When ALL Classrooms are Better than the Minimum, Children are Safer
Analyses of the available data suggest that excellent centers, those in which all of the observed classrooms were better than the ratio minimum, are safer for children compared to other centers.
Excellent centers are significantly more likely to have ZERO supervision deficiencies and ZERO reports of serious or critical injuries, when compared to all other centers.
Excellent centers have significantly fewer serious incident reports on average compared to both good centers and poor centers—both have nearly twice the number of serious incident reports as excellent centers.
Additionally, data from DFPS show that centers with zero ratio citations have significantly fewer supervision deficiencies and fewer incident reports compared to centers with at least one ratio citation.

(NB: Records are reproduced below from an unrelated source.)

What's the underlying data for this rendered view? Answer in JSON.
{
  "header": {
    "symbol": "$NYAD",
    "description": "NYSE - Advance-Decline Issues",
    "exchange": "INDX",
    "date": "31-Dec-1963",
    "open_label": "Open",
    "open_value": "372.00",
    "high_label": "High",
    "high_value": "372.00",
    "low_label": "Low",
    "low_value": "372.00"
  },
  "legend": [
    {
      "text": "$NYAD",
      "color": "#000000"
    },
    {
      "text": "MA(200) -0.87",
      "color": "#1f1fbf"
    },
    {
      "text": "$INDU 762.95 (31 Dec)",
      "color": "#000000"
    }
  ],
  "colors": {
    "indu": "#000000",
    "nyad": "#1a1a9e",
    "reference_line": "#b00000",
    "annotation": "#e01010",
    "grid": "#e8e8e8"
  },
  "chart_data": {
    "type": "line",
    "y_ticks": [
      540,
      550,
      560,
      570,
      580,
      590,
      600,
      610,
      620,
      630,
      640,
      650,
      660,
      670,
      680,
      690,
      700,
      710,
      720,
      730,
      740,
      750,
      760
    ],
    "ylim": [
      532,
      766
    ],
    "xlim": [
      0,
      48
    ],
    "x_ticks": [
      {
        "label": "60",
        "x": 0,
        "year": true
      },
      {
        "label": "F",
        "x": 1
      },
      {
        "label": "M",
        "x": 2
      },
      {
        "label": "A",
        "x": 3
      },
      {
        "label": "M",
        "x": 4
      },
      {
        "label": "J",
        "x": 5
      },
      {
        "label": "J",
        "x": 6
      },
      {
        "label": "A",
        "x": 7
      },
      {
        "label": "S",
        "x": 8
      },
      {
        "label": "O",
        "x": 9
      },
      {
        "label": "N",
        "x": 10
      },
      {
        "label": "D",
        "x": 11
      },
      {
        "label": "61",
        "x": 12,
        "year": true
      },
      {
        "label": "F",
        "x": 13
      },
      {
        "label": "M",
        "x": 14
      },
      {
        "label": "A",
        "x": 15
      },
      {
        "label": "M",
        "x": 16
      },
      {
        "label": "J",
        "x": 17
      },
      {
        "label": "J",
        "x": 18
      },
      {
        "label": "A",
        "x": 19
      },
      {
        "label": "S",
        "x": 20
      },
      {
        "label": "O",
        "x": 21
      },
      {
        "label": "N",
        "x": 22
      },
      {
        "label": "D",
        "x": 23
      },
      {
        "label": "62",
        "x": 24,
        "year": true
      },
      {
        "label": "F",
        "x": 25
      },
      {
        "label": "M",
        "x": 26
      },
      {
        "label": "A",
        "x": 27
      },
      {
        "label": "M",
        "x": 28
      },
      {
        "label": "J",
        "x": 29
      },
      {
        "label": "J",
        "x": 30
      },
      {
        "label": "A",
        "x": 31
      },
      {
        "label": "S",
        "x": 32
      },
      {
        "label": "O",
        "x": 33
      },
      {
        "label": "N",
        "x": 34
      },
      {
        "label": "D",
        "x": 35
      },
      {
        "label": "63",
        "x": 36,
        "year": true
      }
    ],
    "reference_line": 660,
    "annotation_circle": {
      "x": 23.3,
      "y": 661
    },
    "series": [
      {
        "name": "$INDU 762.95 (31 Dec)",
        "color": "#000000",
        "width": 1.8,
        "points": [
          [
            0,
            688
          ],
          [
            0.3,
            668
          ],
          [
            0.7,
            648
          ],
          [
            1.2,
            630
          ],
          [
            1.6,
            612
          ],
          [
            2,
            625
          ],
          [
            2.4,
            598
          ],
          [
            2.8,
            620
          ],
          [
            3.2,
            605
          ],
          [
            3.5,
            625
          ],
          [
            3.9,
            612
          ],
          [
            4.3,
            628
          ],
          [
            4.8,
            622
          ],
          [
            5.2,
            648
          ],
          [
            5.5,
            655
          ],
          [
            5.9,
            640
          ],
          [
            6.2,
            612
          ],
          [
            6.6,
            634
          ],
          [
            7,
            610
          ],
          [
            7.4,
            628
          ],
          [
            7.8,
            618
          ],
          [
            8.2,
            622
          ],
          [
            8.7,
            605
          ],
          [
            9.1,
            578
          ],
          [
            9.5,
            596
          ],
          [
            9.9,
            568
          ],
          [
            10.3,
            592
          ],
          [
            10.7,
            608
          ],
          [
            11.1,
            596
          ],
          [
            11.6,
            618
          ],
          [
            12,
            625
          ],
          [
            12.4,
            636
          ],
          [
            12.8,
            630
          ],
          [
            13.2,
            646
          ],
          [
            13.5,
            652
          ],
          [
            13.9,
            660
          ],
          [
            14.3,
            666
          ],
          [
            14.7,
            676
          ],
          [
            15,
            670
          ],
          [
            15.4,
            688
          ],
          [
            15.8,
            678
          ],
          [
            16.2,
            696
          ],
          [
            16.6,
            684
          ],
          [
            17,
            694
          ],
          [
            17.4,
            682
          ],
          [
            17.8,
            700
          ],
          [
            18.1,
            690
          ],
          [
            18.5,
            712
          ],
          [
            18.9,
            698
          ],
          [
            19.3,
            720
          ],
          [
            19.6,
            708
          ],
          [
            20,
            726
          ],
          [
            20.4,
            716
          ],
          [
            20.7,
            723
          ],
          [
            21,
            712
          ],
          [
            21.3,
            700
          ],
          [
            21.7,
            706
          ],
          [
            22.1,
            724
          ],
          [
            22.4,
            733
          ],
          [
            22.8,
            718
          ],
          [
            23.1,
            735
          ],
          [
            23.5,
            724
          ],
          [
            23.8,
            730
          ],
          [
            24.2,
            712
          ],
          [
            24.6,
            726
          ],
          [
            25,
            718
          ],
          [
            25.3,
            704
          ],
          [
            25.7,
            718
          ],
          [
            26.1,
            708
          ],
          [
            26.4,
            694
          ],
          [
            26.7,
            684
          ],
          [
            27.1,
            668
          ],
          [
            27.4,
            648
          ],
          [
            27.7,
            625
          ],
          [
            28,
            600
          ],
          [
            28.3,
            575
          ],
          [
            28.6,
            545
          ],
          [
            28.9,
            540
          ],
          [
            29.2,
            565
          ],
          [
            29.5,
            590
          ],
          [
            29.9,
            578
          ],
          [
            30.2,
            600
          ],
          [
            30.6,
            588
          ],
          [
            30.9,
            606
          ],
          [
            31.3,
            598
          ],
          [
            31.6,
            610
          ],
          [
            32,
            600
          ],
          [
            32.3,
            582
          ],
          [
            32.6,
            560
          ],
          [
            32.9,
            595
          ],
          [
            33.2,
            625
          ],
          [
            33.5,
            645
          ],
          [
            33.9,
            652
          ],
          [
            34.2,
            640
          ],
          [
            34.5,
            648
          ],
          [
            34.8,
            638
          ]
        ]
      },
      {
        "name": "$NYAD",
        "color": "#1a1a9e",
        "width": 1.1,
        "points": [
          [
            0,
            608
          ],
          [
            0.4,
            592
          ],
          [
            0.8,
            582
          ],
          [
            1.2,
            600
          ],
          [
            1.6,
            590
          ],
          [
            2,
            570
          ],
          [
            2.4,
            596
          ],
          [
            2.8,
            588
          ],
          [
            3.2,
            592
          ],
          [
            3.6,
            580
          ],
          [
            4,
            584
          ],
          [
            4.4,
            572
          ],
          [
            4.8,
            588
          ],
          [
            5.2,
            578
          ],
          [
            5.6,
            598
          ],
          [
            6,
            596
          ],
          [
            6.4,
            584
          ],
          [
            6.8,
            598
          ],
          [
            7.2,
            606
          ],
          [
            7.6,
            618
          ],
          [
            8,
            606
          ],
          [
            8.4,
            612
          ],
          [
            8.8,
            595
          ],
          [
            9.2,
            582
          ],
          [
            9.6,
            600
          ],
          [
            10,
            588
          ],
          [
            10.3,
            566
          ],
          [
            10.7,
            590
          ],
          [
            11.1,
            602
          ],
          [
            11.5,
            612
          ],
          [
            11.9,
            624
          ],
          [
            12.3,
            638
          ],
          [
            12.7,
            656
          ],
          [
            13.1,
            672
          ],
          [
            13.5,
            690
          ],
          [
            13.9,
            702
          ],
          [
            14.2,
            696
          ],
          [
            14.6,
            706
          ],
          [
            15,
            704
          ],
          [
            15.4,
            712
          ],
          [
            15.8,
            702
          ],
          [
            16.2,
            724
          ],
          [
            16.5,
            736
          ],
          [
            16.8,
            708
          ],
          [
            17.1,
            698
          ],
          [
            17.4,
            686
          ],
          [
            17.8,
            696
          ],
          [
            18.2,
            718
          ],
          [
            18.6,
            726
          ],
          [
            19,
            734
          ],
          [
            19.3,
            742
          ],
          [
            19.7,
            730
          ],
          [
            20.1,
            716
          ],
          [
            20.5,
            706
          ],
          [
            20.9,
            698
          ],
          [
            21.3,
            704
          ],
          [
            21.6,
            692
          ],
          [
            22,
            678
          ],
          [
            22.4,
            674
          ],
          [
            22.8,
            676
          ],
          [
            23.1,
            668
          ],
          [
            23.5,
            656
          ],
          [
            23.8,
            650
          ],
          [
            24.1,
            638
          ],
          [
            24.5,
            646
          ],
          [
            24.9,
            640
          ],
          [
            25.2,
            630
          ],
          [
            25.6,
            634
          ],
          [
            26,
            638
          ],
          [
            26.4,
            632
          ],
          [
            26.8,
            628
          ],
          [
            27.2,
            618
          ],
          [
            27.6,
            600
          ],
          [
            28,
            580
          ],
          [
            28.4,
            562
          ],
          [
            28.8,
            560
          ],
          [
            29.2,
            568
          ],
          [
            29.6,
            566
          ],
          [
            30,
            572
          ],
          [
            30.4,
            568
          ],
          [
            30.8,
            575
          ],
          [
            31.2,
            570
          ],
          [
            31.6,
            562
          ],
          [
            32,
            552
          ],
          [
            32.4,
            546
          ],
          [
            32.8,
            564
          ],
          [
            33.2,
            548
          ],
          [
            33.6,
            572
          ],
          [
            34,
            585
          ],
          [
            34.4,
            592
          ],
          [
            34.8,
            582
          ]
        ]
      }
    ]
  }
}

Centers with at least one ratio citation have twice as many supervision deficiencies, and approximately 80 percent more serious incident reports than do centers with zero ratio citations.
These findings, though preliminary, suggest an important link between classroom ratios and children’s safety in child care centers. Centers in which all classrooms had ratios better than the minimum standard were significantly safer compared to other centers. Additional data are necessary to fully support the link between ratios and children’s safety, and to determine the ideal ratio for ensuring children’s safety in child care settings. Ongoing collection of ratio data during licensing inspections would provide the State and parents with important information about how safe children are in child care classrooms.